Since the age of 8, I’ve been front and center in the spotlight – some things in the entertainment industry but more in the philanthropy world. I have always been introduced as “Khloe Kares, the kid that is helping women on Skid Row, Los Angeles.” Now 8 years later, I’m still on this journey.
The journey is a busy one. From flying on planes, hotel hopping, memorizing speeches, and talking to strangers about my work in the community, I’m always on the move. In the 5th grade, my family and I made a huge life changing decision to put me in homeschool. Two things lead to this decision. One, I was being bullied for my work in the community. Helping people experiencing homelessness in the 4th grade is not the “cool” thing to do. I could see how students might get jealous of my situation. I was taking days off or leaving school early for speaking engagements. But to my defense, I was pulling straight A’s and on the honor roll. Kids were just mean to me. I would come home daily crying about something someone said to me. It was awful.
I had a handful of friends that were homeschooled, so we did some research and was all for transitioning to being at home where I could be safe and free from the bullying. Convincing my dad was the hardest part. I come from a very traditional family, and both my mom and dad didn’t know much about the homeschool world. My last straw was when I attended the People’s Choice Awards. (I even got to walk the red carpet! What a moment!) People Magazine placed me on “Top 10 Best Dressed Kids List” at the People’s Choice Awards. That day was a hectic day. I remember my mom picked me up from school and we rushed home to get dressed. I found this really cute faux hawk hairstyle, and my mom was ready to style my hair. I attended the event and kept my hair in the faux hawk style for the next day. Kids at school made fun of me. Here I am, coming down from an exciting evening, all to go to school and kids made fun of my hair. The moment I got home, I told my mom to take my hair down and cried in my bed. That was the moment both my mom and dad agreed to move me into homeschool.
The other issue was the traveling, I was traveling at least once a month. Sometimes I’d be gone for a week and I would miss a lot of school. I always kept up with my work, but it was just a lot. This was my “norm” and it’s something I got used to.
I continued my homeschool journey up until my 2nd semester of my sophomore year in high school. After the pandemic travel slowed down for me.
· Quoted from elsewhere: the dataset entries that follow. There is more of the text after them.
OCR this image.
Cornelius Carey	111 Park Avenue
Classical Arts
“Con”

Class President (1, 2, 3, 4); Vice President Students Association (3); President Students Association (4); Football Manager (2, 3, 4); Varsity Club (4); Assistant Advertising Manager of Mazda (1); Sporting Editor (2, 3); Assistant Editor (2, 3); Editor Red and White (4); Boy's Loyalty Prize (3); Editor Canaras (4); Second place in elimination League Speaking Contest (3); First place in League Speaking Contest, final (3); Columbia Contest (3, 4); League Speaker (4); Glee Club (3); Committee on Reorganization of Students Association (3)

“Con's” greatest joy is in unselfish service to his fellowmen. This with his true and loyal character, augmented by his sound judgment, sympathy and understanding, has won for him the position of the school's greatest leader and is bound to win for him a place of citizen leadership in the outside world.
I was still actively doing things, just not in person. I also noticed I was getting a little depressed from being in the house all the time. I wanted to experience high school life. Dedicating my younger years to philanthropy has been rewarding, and I would never change a thing. I started to realize, I can only attend high school once in my life. And missing that opportunity I couldn’t live without.
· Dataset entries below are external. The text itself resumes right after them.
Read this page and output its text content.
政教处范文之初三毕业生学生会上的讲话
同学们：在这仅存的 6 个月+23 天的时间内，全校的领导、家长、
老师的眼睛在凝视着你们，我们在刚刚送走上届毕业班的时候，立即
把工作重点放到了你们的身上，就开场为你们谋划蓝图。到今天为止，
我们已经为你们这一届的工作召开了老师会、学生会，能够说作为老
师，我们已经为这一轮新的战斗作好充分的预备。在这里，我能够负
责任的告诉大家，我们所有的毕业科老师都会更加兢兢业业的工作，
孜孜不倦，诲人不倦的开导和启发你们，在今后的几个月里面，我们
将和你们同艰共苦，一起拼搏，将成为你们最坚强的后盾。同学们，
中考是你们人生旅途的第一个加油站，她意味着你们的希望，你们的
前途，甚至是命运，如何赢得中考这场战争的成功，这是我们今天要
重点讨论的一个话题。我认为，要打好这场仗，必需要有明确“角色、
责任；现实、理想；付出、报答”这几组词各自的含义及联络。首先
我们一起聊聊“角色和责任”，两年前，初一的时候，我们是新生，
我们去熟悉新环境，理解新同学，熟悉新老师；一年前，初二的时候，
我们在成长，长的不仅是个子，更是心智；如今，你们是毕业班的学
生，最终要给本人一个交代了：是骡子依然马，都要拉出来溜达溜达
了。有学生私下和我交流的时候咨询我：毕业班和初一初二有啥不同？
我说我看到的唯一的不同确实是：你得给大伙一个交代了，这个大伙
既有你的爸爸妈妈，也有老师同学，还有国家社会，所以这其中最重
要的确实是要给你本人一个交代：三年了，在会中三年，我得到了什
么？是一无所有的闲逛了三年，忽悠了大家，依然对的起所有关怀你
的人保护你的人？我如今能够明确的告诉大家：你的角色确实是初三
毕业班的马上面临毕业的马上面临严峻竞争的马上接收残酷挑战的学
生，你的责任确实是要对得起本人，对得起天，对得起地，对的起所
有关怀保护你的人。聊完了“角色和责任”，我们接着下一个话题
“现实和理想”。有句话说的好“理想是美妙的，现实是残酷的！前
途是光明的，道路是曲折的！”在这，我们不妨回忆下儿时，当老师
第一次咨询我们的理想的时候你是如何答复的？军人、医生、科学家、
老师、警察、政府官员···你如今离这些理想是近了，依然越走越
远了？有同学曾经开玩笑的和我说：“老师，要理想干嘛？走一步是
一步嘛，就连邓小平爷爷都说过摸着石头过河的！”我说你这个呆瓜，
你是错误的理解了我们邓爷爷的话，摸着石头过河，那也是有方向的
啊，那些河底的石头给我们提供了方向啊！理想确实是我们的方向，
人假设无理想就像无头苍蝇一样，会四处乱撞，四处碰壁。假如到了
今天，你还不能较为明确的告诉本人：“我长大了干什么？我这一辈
My newest journey in life is living two separate lives. I’m still very active in the philanthropy world, but now I go to high school in person. I wanted the opportunity to meet and make friends the conventional way. Not because of what I do or who I am. None of my high school friends know what I do. I keep it very separate. I want to know what it’s like to be a normal teenager. My next two years In high school will be a journey of self reflection, self discovery, and figuring out who Khloe Thompson is. I know who I am as “Khloe Kares.” That is still who I am, but there is a whole other side of myself that I would like to grow and explore.
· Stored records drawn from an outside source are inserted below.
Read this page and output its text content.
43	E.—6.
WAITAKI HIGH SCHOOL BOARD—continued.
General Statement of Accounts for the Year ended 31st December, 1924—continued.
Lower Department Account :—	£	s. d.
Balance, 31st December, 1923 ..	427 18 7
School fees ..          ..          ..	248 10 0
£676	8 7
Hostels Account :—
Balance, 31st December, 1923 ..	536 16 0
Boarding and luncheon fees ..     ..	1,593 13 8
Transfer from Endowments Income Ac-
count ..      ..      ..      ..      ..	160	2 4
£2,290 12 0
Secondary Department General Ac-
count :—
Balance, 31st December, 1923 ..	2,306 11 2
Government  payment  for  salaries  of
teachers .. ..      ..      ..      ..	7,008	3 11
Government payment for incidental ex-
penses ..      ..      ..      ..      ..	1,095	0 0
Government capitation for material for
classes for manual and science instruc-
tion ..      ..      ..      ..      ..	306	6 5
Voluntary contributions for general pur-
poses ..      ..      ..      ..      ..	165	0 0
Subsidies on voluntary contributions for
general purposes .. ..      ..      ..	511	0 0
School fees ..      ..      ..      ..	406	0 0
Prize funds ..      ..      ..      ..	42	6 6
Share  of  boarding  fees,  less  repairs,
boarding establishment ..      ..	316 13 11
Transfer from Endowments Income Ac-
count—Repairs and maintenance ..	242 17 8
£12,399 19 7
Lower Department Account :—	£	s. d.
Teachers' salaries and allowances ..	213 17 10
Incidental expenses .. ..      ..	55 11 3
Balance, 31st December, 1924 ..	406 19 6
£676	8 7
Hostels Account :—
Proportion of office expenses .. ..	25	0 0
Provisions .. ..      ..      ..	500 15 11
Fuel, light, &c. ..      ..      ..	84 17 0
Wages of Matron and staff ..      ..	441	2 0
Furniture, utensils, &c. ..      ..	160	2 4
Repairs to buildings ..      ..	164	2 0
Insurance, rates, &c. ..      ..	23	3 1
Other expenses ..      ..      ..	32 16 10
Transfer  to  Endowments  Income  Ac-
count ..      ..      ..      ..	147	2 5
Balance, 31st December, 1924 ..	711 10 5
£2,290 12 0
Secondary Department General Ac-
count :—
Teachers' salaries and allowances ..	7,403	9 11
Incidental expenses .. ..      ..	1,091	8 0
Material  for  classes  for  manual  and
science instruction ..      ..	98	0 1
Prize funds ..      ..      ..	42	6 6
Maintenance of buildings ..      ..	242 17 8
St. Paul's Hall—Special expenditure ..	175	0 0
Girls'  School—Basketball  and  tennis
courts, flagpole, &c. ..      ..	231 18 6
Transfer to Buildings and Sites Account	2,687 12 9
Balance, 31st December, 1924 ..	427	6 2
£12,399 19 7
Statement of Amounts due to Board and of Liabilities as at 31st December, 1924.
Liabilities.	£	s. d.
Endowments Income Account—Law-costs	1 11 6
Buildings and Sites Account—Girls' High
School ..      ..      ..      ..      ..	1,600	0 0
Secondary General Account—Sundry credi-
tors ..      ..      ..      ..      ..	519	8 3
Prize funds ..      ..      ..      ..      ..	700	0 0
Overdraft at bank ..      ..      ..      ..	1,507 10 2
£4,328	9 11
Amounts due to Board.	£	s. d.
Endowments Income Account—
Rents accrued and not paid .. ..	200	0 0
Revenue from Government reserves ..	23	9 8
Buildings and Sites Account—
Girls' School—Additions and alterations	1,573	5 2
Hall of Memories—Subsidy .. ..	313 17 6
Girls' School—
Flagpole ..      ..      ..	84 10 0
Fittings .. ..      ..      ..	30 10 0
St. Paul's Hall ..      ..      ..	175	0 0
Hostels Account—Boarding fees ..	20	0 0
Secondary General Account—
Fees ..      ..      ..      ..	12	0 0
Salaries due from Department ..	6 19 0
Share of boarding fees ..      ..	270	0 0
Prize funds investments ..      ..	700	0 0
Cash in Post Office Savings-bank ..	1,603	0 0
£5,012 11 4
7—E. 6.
My advice to any young person who has a busy life is to take time to figure out who you are as a person. All your extracurricular activities help develop skills and talents. But who are you inside? What makes you laugh or cry? How do you cope with stressful situations? What’s the best way to communicate your feelings? Knowing who you are, can help you stay grounded. I’m still learning how to juggle life and feeling comfortable with sharing different parts of my life with others, but there is joy knowing there is a whole other side of me that is still like an onion. I’m pilling those layers and working on being more vulnerable.